That led to me relaying how I felt invisible at fraternity parties—I perceived I wasn’t looked at and rejected, but never seen at all. Duncan cleared his throat and shifted in his seat, “Can I ask you an embarrassing question?”
“Sure.” I said.
“Do you think Chinese girls are pretty?”
“Uh, yes.”
“Do you think Chinese girls are ugly?”
I was taken aback. “Some of them. . .why, don’t you?”
He looked up, “No. . . I don’t.”
“You don’t think they’re pretty?”
He shook his head. “No.”
“You don’t think they’re ugly?”
He shook his head again. ”I don’t think they’re anything–you all look the same to me.”
I stared at him. George remained silent.
“But I’m not racist, really I’m not!” Duncan said.
Back in my dorm, looking for sympathy, I relayed the whole conversation to Erica, my African-American roommate and best friend.
“Welcome to the real world,” she said.
Later, I separately told two White girlfriends the story and had two disturbingly identical conversations. Both protested, “But I think you’re really pretty!”
“It doesn’t matter whether I’m pretty or ugly!” I stormed. “I’d rather be ugly and be seen!”
And my friends confessed, “You know, I think you’re really pretty. But I’ve never thought of Asian men as handsome or ugly.”

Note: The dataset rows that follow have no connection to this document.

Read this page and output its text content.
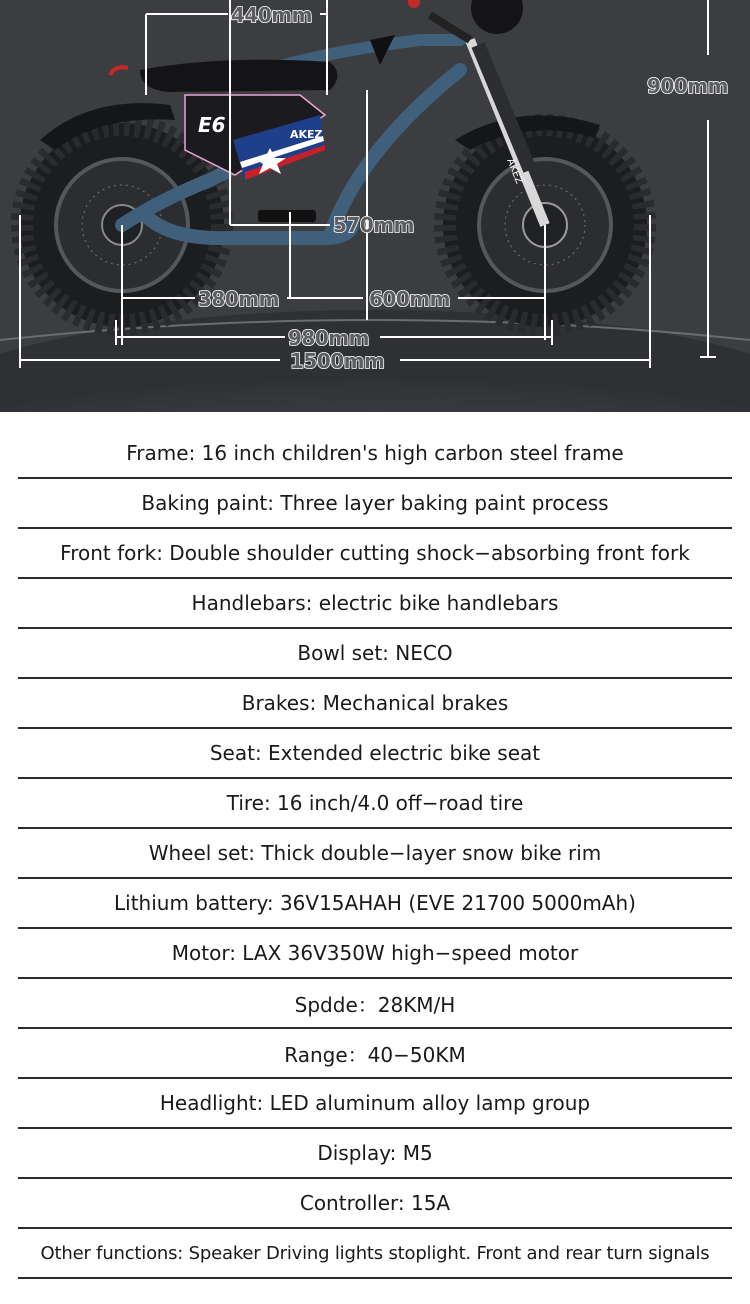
E6	AKEZ
AKEZ
440mm
900mm
570mm
380mm	600mm
980mm
1500mm
Frame: 16 inch children's high carbon steel frame
Baking paint: Three layer baking paint process
Front fork: Double shoulder cutting shock−absorbing front fork
Handlebars: electric bike handlebars
Bowl set: NECO
Brakes: Mechanical brakes
Seat: Extended electric bike seat
Tire: 16 inch/4.0 off−road tire
Wheel set: Thick double−layer snow bike rim
Lithium battery: 36V15AHAH (EVE 21700 5000mAh)
Motor: LAX 36V350W high−speed motor
Spdde：28KM/H
Range：40−50KM
Headlight: LED aluminum alloy lamp group
Display: M5
Controller: 15A
Other functions: Speaker Driving lights stoplight. Front and rear turn signals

I was too chicken to say to their faces what I later heatedly discussed with Erica. If all humankind is created in the image of God, then all ethnicities and races must reflect God’s beauty. The inability to either see or distinguish beauty in any ethnic group felt like racism, pure and simple.
Yet research shows that stereotyping helps us sort through the magnitude of unfamiliar stimuli the world offers. Our brains stereotype so we can make sense of the world. The ability to stereotype is part of the way God created our minds.
So perhaps the problem isn’t about stereotyping or finding the unfamiliar foreign and uncomfortable. Perhaps it’s about our hearts and attitudes. Jesus and the prophets warn that when our hearts are calloused and our minds closed we will see but not perceive, hear but not understand, and ultimately miss out on receiving forgiveness and healing.
It’s a spiritual discipline to look and look and look some more until we finally perceive distinctions and beauty in all people. To sit on our hands, stay in the room, zip our lips and listen until we can finally understand the heart of our neighbor.
Despite how their attitudes annoyed me, Duncan and my White girlfriends’ willingness to engage with honesty was a step towards all of us seeing and hearing in a way we never had before.
How else can we soften our hearts and open our minds?